For ServiceNow, which means the grinding, invisible work: safety, compliance, backward compatibility, governance throughout regulatory regimes that differ by nation, trade, and company. “Enterprise software program was by no means attractive,” Zavery instructed Fortune, citing his three a long time of working in the house and what a distinction the latest AI growth has been. “The period of time individuals constructing software program on this house spend — not just constructing options, however making it secured, compliant, assured efficiency … all these issues are by no means attractive jobs. They’re very heavy, painful, entering into the nitty-gritty, ensuring you’re fixing the troublesome issues. And when the person is utilizing it, they might by no means see any of these items. It’s all the work you need to do beneath the covers.”

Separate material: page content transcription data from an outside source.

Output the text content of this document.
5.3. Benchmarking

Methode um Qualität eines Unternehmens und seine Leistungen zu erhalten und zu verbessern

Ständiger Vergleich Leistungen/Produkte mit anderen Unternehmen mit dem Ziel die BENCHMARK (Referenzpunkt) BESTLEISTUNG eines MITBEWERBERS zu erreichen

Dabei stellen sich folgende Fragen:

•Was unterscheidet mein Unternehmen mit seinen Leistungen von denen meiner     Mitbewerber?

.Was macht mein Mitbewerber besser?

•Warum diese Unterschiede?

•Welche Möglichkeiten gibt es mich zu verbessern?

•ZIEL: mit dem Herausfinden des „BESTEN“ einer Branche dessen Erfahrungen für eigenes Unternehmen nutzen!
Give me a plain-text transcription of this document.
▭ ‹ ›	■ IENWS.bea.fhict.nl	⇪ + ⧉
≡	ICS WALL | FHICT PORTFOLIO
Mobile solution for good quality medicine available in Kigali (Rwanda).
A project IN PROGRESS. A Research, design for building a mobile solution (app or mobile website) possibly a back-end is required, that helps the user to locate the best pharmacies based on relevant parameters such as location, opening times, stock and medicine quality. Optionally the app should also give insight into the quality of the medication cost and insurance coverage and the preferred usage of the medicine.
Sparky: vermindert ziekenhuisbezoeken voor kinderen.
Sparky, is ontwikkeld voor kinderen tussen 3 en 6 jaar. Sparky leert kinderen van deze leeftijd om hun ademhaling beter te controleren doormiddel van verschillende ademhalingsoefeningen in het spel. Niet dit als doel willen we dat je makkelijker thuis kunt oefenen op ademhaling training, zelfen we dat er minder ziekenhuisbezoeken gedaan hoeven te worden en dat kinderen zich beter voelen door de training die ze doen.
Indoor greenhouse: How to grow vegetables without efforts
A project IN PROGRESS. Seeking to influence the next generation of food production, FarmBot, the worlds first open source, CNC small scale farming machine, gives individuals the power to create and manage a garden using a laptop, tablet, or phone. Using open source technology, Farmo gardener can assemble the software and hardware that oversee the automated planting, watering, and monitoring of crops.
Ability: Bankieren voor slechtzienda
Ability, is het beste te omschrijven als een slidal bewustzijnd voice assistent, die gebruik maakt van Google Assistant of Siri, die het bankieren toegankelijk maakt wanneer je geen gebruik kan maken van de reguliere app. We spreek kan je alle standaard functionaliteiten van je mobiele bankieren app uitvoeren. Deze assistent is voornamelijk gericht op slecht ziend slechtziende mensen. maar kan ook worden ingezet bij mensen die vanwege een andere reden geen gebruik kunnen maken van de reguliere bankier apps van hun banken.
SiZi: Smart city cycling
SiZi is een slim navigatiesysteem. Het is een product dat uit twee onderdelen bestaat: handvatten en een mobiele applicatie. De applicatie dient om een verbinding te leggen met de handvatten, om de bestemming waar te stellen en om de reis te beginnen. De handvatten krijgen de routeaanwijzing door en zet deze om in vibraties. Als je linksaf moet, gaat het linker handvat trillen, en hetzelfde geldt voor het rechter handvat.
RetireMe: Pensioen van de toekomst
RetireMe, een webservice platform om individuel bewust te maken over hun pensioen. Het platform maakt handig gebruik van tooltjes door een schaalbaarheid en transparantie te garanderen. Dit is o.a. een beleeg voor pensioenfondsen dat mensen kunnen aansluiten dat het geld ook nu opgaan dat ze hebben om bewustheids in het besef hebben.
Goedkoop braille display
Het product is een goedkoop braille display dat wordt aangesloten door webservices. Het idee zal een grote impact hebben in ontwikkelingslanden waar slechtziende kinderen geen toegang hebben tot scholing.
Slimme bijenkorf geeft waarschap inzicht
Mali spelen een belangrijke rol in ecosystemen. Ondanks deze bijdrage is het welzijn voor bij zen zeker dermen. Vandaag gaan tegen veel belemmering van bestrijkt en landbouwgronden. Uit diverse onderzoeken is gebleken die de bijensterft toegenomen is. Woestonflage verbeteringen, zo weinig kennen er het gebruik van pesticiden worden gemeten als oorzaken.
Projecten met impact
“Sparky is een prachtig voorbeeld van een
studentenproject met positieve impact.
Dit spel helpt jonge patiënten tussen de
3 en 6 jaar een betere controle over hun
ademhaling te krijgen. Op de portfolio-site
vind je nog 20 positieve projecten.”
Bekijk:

For a $96 billion firm whose total worth proposition is being the infrastructure layer that enterprises belief most, it’s not a drawback that this work is unsexy. It’s the pitch.
For this story, Fortune journalists used generative AI as a analysis instrument. An editor verified the accuracy of the info earlier than publishing. ServiceNow is a Fortune accomplice and offered analysis supplies for this interview, together with interviews from the sidelines of Information 2026.